Quantum Simulation and Many-Body Physics in Moiré Bilayers

Moiré superlattices form in van der Waals bilayers with a small lattice mismatch or misalignment. The moiré pattern produces spatial modulation and can dramatically alter electronic properties. I will present theoretical proposals of using moiré bilayers as a quantum simulation platform to realize model Hamiltonians, and discuss many-body effects that are magnified when the moiré bands are nearly flat. In semiconducting transition metal dichalcogenide (TMD) heterobilayers, isolated flat moiré bands can be used to simulate Fermi-Hubbard model on a triangular lattice [1], in which parameters such as bandwidth, interaction strength, and band filling are widely tunable.
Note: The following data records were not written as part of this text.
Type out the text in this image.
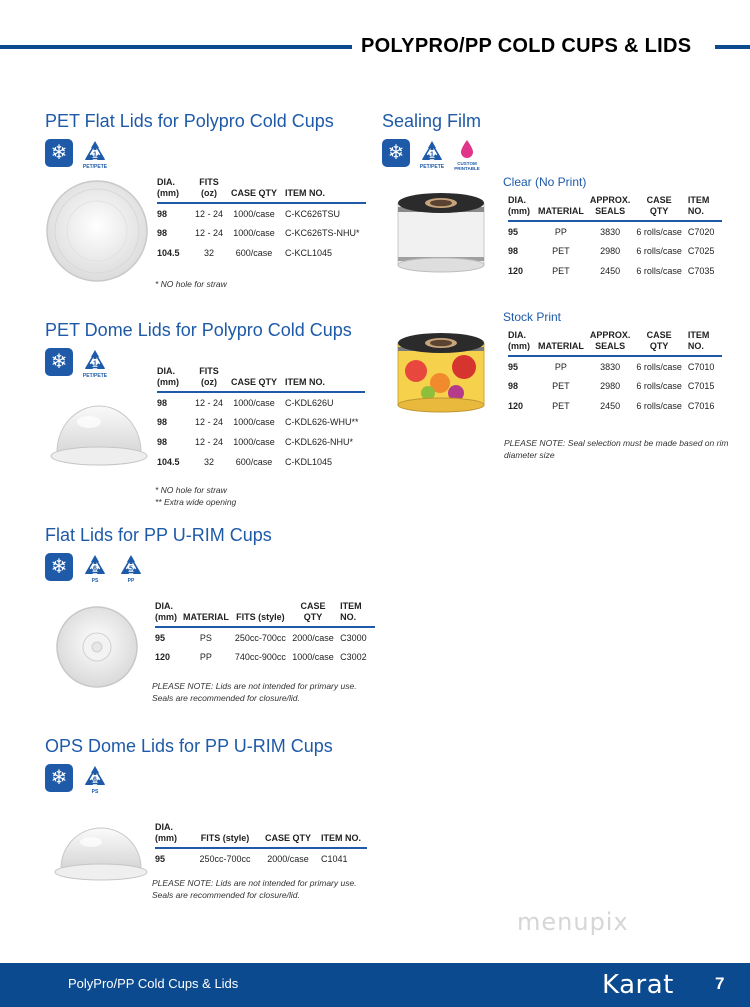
POLYPRO/PP COLD CUPS & LIDS
PET Flat Lids for Polypro Cold Cups
❄	1
PET/PETE
DIA.
(mm)	FITS
(oz)	CASE QTY	ITEM NO.
98	12 - 24	1000/case	C-KC626TSU
98	12 - 24	1000/case	C-KC626TS-NHU*
104.5	32	600/case	C-KCL1045
* NO hole for straw
PET Dome Lids for Polypro Cold Cups
❄	1
PET/PETE	DIA.
(mm)	FITS
(oz)	CASE QTY	ITEM NO.
98	12 - 24	1000/case	C-KDL626U
98	12 - 24	1000/case	C-KDL626-WHU**
98	12 - 24	1000/case	C-KDL626-NHU*
104.5	32	600/case	C-KDL1045
* NO hole for straw
** Extra wide opening
Flat Lids for PP U-RIM Cups
❄	6
PS
5
PP
DIA.
(mm)	MATERIAL	FITS (style)	CASE QTY	ITEM NO.
95	PS	250cc-700cc	2000/case	C3000
120	PP	740cc-900cc	1000/case	C3002
PLEASE NOTE: Lids are not intended for primary use.
Seals are recommended for closure/lid.
OPS Dome Lids for PP U-RIM Cups
❄	6
PS
DIA.
(mm)	FITS (style)	CASE QTY	ITEM NO.
95	250cc-700cc	2000/case	C1041
PLEASE NOTE: Lids are not intended for primary use.
Seals are recommended for closure/lid.
Sealing Film
❄	1
PET/PETE
CUSTOM
PRINTABLE
Clear (No Print)
DIA.
(mm)	MATERIAL	APPROX.
SEALS	CASE QTY	ITEM NO.
95	PP	3830	6 rolls/case	C7020
98	PET	2980	6 rolls/case	C7025
120	PET	2450	6 rolls/case	C7035
Stock Print
DIA.
(mm)	MATERIAL	APPROX.
SEALS	CASE QTY	ITEM NO.
95	PP	3830	6 rolls/case	C7010
98	PET	2980	6 rolls/case	C7015
120	PET	2450	6 rolls/case	C7016
PLEASE NOTE: Seal selection must be made based on rim
diameter size
menupix
PolyPro/PP Cold Cups & Lids	Karat 7
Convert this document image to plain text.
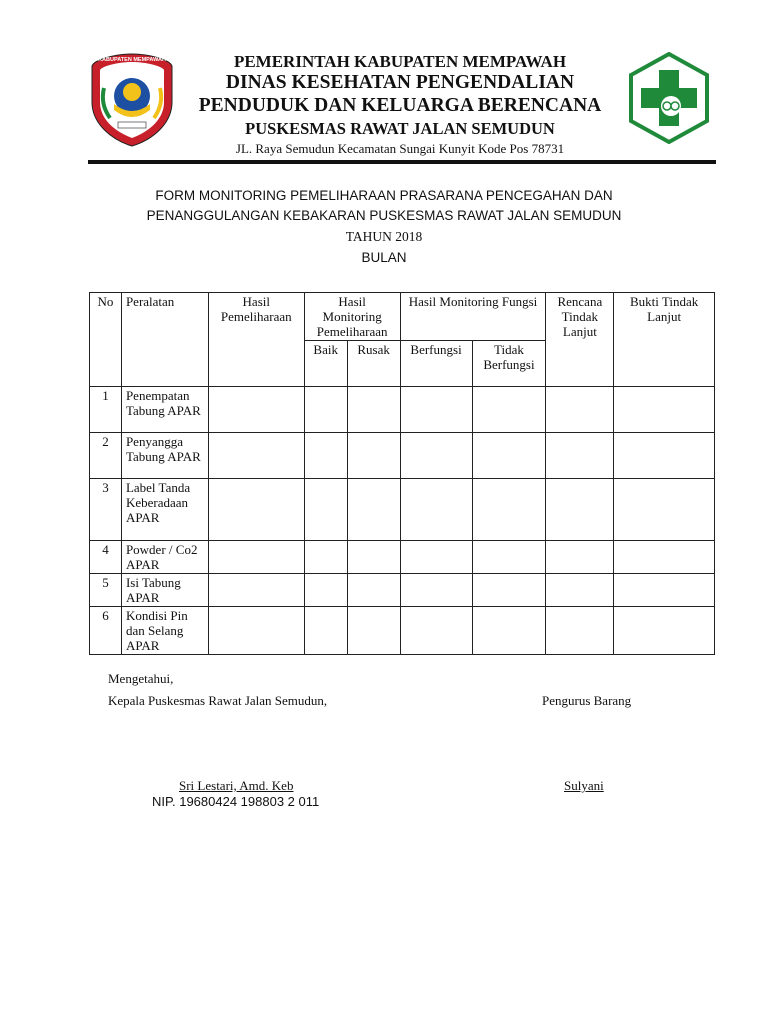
KABUPATEN MEMPAWAH	PEMERINTAH KABUPATEN MEMPAWAH
DINAS KESEHATAN PENGENDALIAN
PENDUDUK DAN KELUARGA BERENCANA
PUSKESMAS RAWAT JALAN SEMUDUN
JL. Raya Semudun Kecamatan Sungai Kunyit Kode Pos 78731
FORM MONITORING PEMELIHARAAN PRASARANA PENCEGAHAN DAN
PENANGGULANGAN KEBAKARAN PUSKESMAS RAWAT JALAN SEMUDUN
TAHUN 2018
BULAN
No	Peralatan	Hasil Pemeliharaan	Hasil Monitoring Pemeliharaan		Hasil Monitoring Fungsi		Rencana Tindak Lanjut	Bukti Tindak Lanjut
			Baik	Rusak	Berfungsi	Tidak Berfungsi		
1	Penempatan Tabung APAR							
2	Penyangga Tabung APAR							
3	Label Tanda Keberadaan APAR							
4	Powder / Co2 APAR							
5	Isi Tabung APAR							
6	Kondisi Pin dan Selang APAR							
Mengetahui,
Kepala Puskesmas Rawat Jalan Semudun,	Pengurus Barang
Sri Lestari, Amd. Keb
NIP. 19680424 198803 2 011
Sulyani
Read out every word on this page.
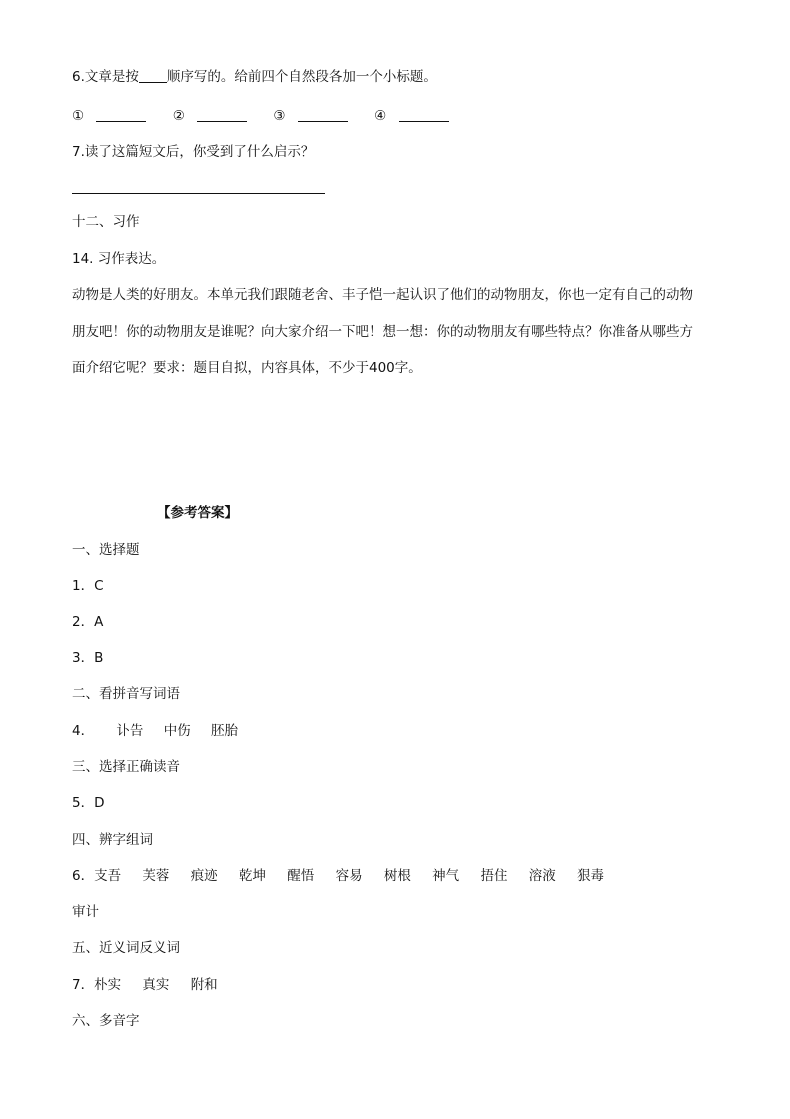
6.文章是按 顺序写的。给前四个自然段各加一个小标题。
①	②	③	④
7.读了这篇短文后，你受到了什么启示？
十二、习作
14. 习作表达。
动物是人类的好朋友。本单元我们跟随老舍、丰子恺一起认识了他们的动物朋友，你也一定有自己的动物
朋友吧！你的动物朋友是谁呢？向大家介绍一下吧！想一想：你的动物朋友有哪些特点？你准备从哪些方
面介绍它呢？要求：题目自拟，内容具体，不少于400字。
【参考答案】
一、选择题
1．C
2．A
3．B
二、看拼音写词语
4． 讣告 中伤 胚胎
三、选择正确读音
5．D
四、辨字组词
6．支吾 芙蓉 痕迹 乾坤 醒悟 容易 树根 神气 捂住 溶液 狠毒
审计
五、近义词反义词
7．朴实 真实 附和
六、多音字
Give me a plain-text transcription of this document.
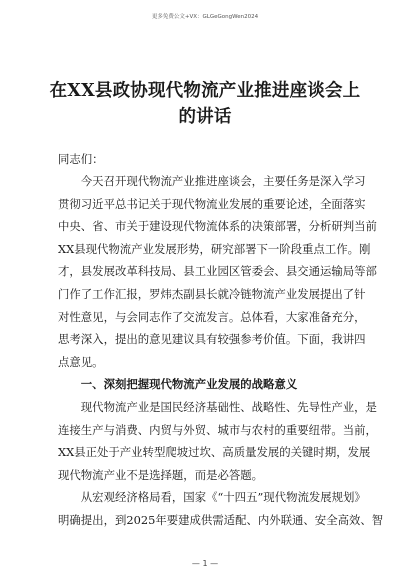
更多免费公文+VX：GLGeGongWen2024
在XX县政协现代物流产业推进座谈会上
的讲话
同志们：
　　今天召开现代物流产业推进座谈会，主要任务是深入学习
贯彻习近平总书记关于现代物流业发展的重要论述，全面落实
中央、省、市关于建设现代物流体系的决策部署，分析研判当前
XX县现代物流产业发展形势，研究部署下一阶段重点工作。刚
才，县发展改革科技局、县工业园区管委会、县交通运输局等部
门作了工作汇报，罗炜杰副县长就冷链物流产业发展提出了针
对性意见，与会同志作了交流发言。总体看，大家准备充分，
思考深入，提出的意见建议具有较强参考价值。下面，我讲四
点意见。
　　一、深刻把握现代物流产业发展的战略意义
　　现代物流产业是国民经济基础性、战略性、先导性产业，是
连接生产与消费、内贸与外贸、城市与农村的重要纽带。当前，
XX县正处于产业转型爬坡过坎、高质量发展的关键时期，发展
现代物流产业不是选择题，而是必答题。
　　从宏观经济格局看，国家《“十四五”现代物流发展规划》
明确提出，到2025年要建成供需适配、内外联通、安全高效、智
— 1 —
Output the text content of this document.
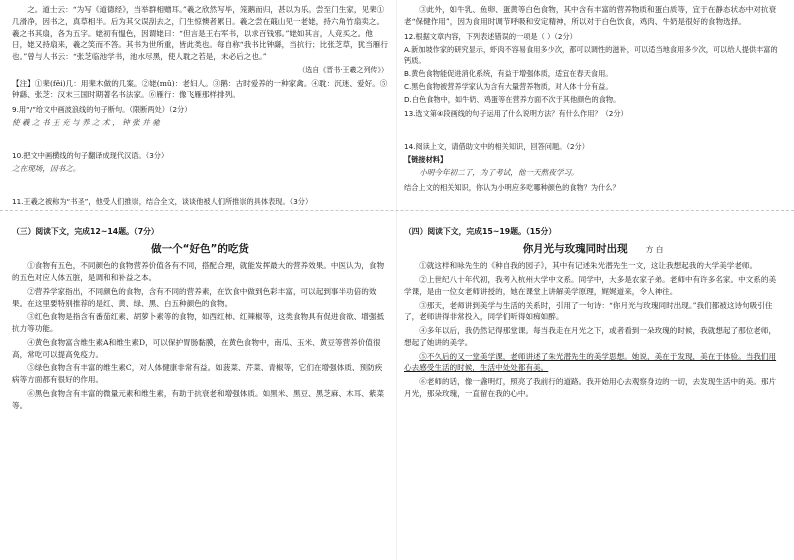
之。道士云：“为写《道德经》，当举群相赠耳。”羲之欣然写毕，笼鹅而归，甚以为乐。尝至门生家，见棐①几滑净，因书之，真草相半。后为其父误刮去之，门生惊懊者累日。羲之尝在蕺山见一老姥，持六角竹扇卖之。羲之书其扇，各为五字。姥初有愠色，因谓姥曰：“但言是王右军书，以求百钱邪。”姥如其言，人竞买之。他日，姥又持扇来，羲之笑而不答。其书为世所重，皆此类也。每自称“我书比钟繇，当抗行；比张芝草，犹当雁行也。”曾与人书云：“张芝临池学书，池水尽黑，使人耽之若是，未必后之也。”

（选自《晋书·王羲之列传》）

【注】①棐(fěi)几：用棐木做的几案。②姥(mǔ)：老妇人。③鹅：古时爱养的一种家禽。④耽：沉迷、爱好。⑤钟繇、张芝：汉末三国时期著名书法家。⑥雁行：像飞雁那样排列。

9.用“/”给文中画波浪线的句子断句。（限断两处）（2分）

使 羲 之 书 王 充 与 养 之 术 ， 钟 张 并 驰

10.把文中画横线的句子翻译成现代汉语。（3分）

之在现场，因书之。

11.王羲之被称为“书圣”，他受人们推崇，结合全文，谈谈他被人们所推崇的具体表现。（3分）

③此外，如牛乳、鱼卵、蛋黄等白色食物，其中含有丰富的营养物质和蛋白质等，宜于在静态状态中对抗衰老“保健作用”，因为食用时调节呼吸和安定精神，所以对于白色饮食，鸡肉、牛奶是很好的食物选择。

12.根据文章内容，下列表述错误的一项是（ ）（2分）

A.新加坡作家的研究显示，虾肉不容易食用多少次，都可以调性的滋补，可以适当地食用多少次，可以给人提供丰富的钙质。

B.黄色食物能促进消化系统，有益于增强体质，适宜在春天食用。

C.黑色食物被营养学家认为含有大量营养物质，对人体十分有益。

D.白色食物中，如牛奶、鸡蛋等在营养方面不次于其他颜色的食物。

13.选文第④段画线的句子运用了什么说明方法？有什么作用？（2分）

14.阅读上文，请借助文中的相关知识，回答问题。（2分）

【链接材料】

小明今年初二了，为了考试，他一天熬夜学习。

结合上文的相关知识，你认为小明应多吃哪种颜色的食物？为什么？

（三）阅读下文，完成12~14题。（7分）

做一个“好色”的吃货

①食物有五色，不同颜色的食物营养价值各有不同，搭配合理，就能发挥最大的营养效果。中医认为，食物的五色对应人体五脏，是调和和补益之本。

②营养学家指出，不同颜色的食物，含有不同的营养素，在饮食中做到色彩丰富，可以起到事半功倍的效果。在这里要特别推荐的是红、黄、绿、黑、白五种颜色的食物。

③红色食物是指含有番茄红素、胡萝卜素等的食物，如西红柿、红辣椒等，这类食物具有促进食欲、增强抵抗力等功能。

④黄色食物富含维生素A和维生素D，可以保护胃肠黏膜，在黄色食物中，南瓜、玉米、黄豆等营养价值很高，常吃可以提高免疫力。

⑤绿色食物含有丰富的维生素C，对人体健康非常有益。如菠菜、芹菜、青椒等，它们在增强体质、预防疾病等方面都有很好的作用。

⑥黑色食物含有丰富的微量元素和维生素，有助于抗衰老和增强体质。如黑米、黑豆、黑芝麻、木耳、紫菜等。

（四）阅读下文，完成15~19题。（15分）

你月光与玫瑰同时出现 方 白

①就这样和咏先生的《种自我的园子》，其中有记述朱光潜先生一文，这让我想起我的大学美学老师。

②上世纪八十年代初，我考入杭州大学中文系。同学中，大多是农家子弟。老师中有许多名家。中文系的美学课，是由一位女老师讲授的，她在课堂上讲解美学原理，娓娓道来，令人神往。

③那天，老师讲到美学与生活的关系时，引用了一句诗：“你月光与玫瑰同时出现。”我们都被这诗句吸引住了，老师讲得非常投入，同学们听得如痴如醉。

④多年以后，我仍然记得那堂课。每当我走在月光之下，或者看到一朵玫瑰的时候，我就想起了那位老师，想起了她讲的美学。

⑤不久后的又一堂美学课，老师讲述了朱光潜先生的美学思想。她说，美在于发现，美在于体验。当我们用心去感受生活的时候，生活中处处都有美。

⑥老师的话，像一盏明灯，照亮了我前行的道路。我开始用心去观察身边的一切，去发现生活中的美。那片月光，那朵玫瑰，一直留在我的心中。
When the two layers are formed from the same TMD, holes in ±K valleys move in a layer-pseudospin skyrmion texture in real space. The low-energy moiré bands then realize Kane-Mele model [2], providing a platform to study interplay between topology and correlation. Excitons in twisted TMD bilayers also experience moiré potential, which can be used to design topological exciton bands and to simulate Bose-Hubbard model [3]. Twisted bilayer graphene (TBLG) is a distinct example where the effective lattice theory does not simply map to any known model Hamiltonian. Motivated by the observed superconductivity, I will present a candidate theory of phonon-mediated superconductivity in TBLG [4]. Phonon fluctuations lead to both s-wave and d-wave pairings. New phenomena of the d-wave superconductivity in moiré pattern will be discussed.

[1] F. Wu, T. Lovorn, E. Tutuc, A. H. MacDonald, Phys. Rev. Lett. 121, 026402 (2018).
[2] F. Wu, T. Lovorn, E. Tutuc, I. Martin, A. H. MacDonald, arXiv:1807.03311.
[3] F. Wu, T. Lovorn, A. H. MacDonald, Phys. Rev. Lett. 118, 147401 (2017).
[4] F. Wu, A. H. MacDonald, I. Martin, arXiv:1805.08735.